Beyond BP
Restoring the gulf will take decades. But we can start getting off oil now.
By MICHAEL BRUNE, Executive Director of the Sierra Club.
It looks a lot worse out on the water than it does on TV. The Gulf of Mexico is literally a sea of oil, with countless orange-brown waves of sludge washing into its beautiful salt marshes. We passed oil-drenched pelicans and dolphins, with no rescue crews anywhere nearby. It was heartbreaking.
If we can find ways to get from Point A to Point B without financing terrorism and cooking the planet, there's no reason we can't finally move—as BP's 2000 corporate rebranding effort put it—"beyond petroleum."

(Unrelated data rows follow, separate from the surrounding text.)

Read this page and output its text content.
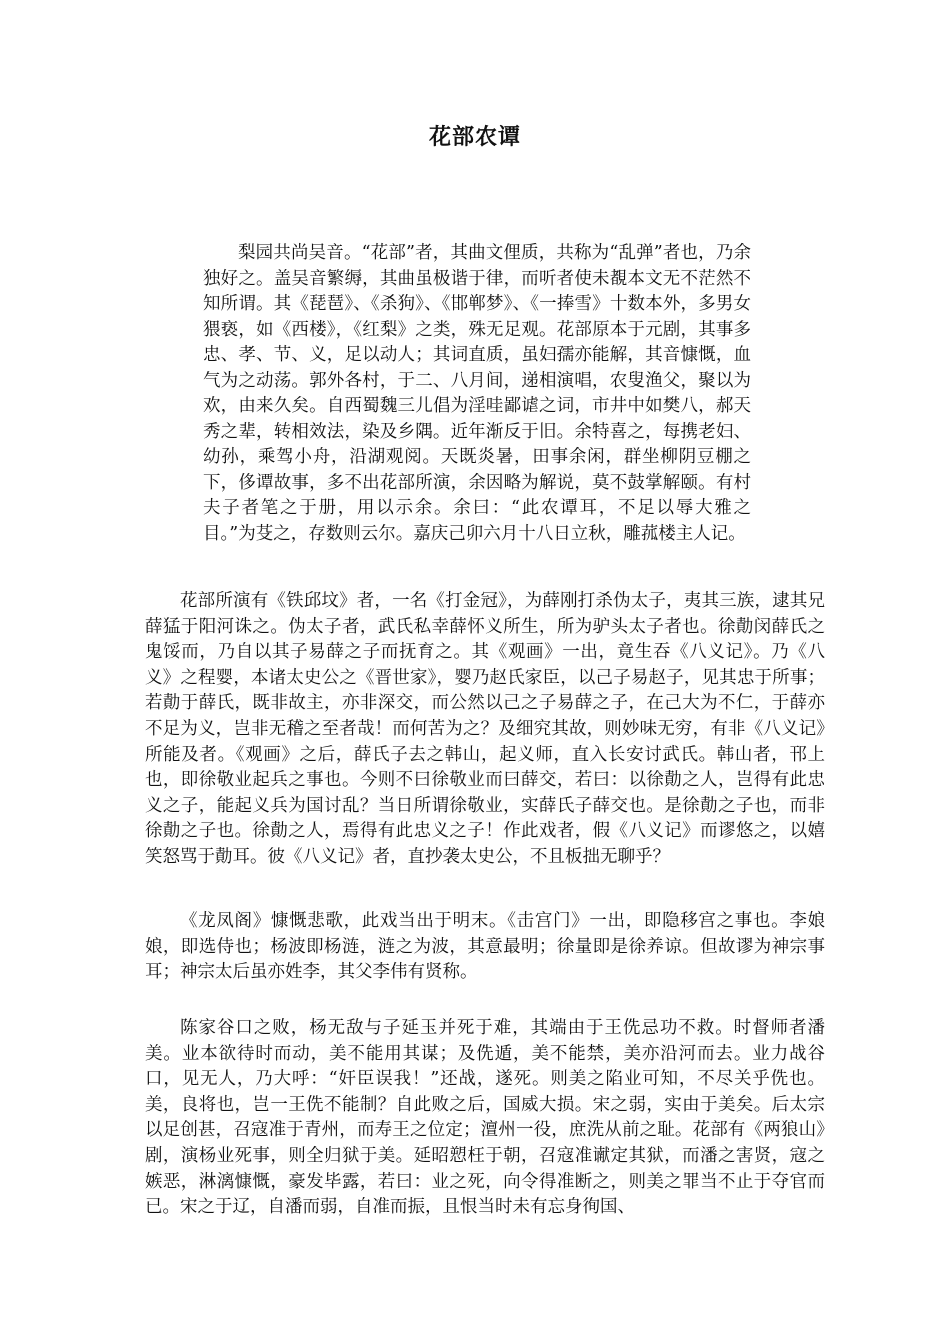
花部农谭

梨园共尚吴音。“花部”者，其曲文俚质，共称为“乱弹”者也，乃余独好之。盖吴音繁缛，其曲虽极谐于律，而听者使未覩本文无不茫然不知所谓。其《琵琶》、《杀狗》、《邯郸梦》、《一捧雪》十数本外，多男女猥亵，如《西楼》，《红梨》之类，殊无足观。花部原本于元剧，其事多忠、孝、节、义，足以动人；其词直质，虽妇孺亦能解，其音慷慨，血气为之动荡。郭外各村，于二、八月间，递相演唱，农叟渔父，聚以为欢，由来久矣。自西蜀魏三儿倡为淫哇鄙谑之词，市井中如樊八，郝天秀之辈，转相效法，染及乡隅。近年渐反于旧。余特喜之，每携老妇、幼孙，乘驾小舟，沿湖观阅。天既炎暑，田事余闲，群坐柳阴豆棚之下，侈谭故事，多不出花部所演，余因略为解说，莫不鼓掌解颐。有村夫子者笔之于册，用以示余。余曰：“此农谭耳，不足以辱大雅之目。”为芟之，存数则云尔。嘉庆己卯六月十八日立秋，雕菰楼主人记。

花部所演有《铁邱坟》者，一名《打金冠》，为薛刚打杀伪太子，夷其三族，逮其兄薛猛于阳河诛之。伪太子者，武氏私幸薛怀义所生，所为驴头太子者也。徐勣闵薛氏之鬼馁而，乃自以其子易薛之子而抚育之。其《观画》一出，竟生吞《八义记》。乃《八义》之程婴，本诸太史公之《晋世家》，婴乃赵氏家臣，以己子易赵子，见其忠于所事；若勣于薛氏，既非故主，亦非深交，而公然以己之子易薛之子，在己大为不仁，于薛亦不足为义，岂非无稽之至者哉！而何苦为之？及细究其故，则妙味无穷，有非《八义记》所能及者。《观画》之后，薛氏子去之韩山，起义师，直入长安讨武氏。韩山者，邗上也，即徐敬业起兵之事也。今则不曰徐敬业而曰薛交，若曰：以徐勣之人，岂得有此忠义之子，能起义兵为国讨乱？当日所谓徐敬业，实薛氏子薛交也。是徐勣之子也，而非徐勣之子也。徐勣之人，焉得有此忠义之子！作此戏者，假《八义记》而谬悠之，以嬉笑怒骂于勣耳。彼《八义记》者，直抄袭太史公，不且板拙无聊乎？

《龙凤阁》慷慨悲歌，此戏当出于明末。《击宫门》一出，即隐移宫之事也。李娘娘，即选侍也；杨波即杨涟，涟之为波，其意最明；徐量即是徐养谅。但故谬为神宗事耳；神宗太后虽亦姓李，其父李伟有贤称。

陈家谷口之败，杨无敌与子延玉并死于难，其端由于王侁忌功不救。时督师者潘美。业本欲待时而动，美不能用其谋；及侁遁，美不能禁，美亦沿河而去。业力战谷口，见无人，乃大呼：“奸臣误我！”还战，遂死。则美之陷业可知，不尽关乎侁也。美，良将也，岂一王侁不能制？自此败之后，国威大损。宋之弱，实由于美矣。后太宗以足创甚，召寇准于青州，而寿王之位定；澶州一役，庶洗从前之耻。花部有《两狼山》剧，演杨业死事，则全归狱于美。延昭愬枉于朝，召寇准谳定其狱，而潘之害贤，寇之嫉恶，淋漓慷慨，豪发毕露，若曰：业之死，向令得准断之，则美之罪当不止于夺官而已。宋之于辽，自潘而弱，自准而振，且恨当时未有忘身徇国、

Here's the good news: When the Exxon Valdez ran aground 21 years ago, we didn't have the wealth of alternatives to oil that are available today. For example, we could save more than 25 percent of the oil that's extracted from the Gulf of Mexico if we used alternate energy sources for home heating and electricity production. We could save more than the total amount of oil produced in the gulf (or all the oil we import from the entire Persian Gulf) by moving freight from highways to railways and repowering commercial vehicles with cleaner fuels.
As individuals, there is much that we can and must do to cut oil consumption, starting with walking, biking, and riding transit whenever possible. The single most effective thing we can do as a country to get off oil, however, is to electrify transportation. The days of tinkering around with tiny increases in fuel economy should be long gone.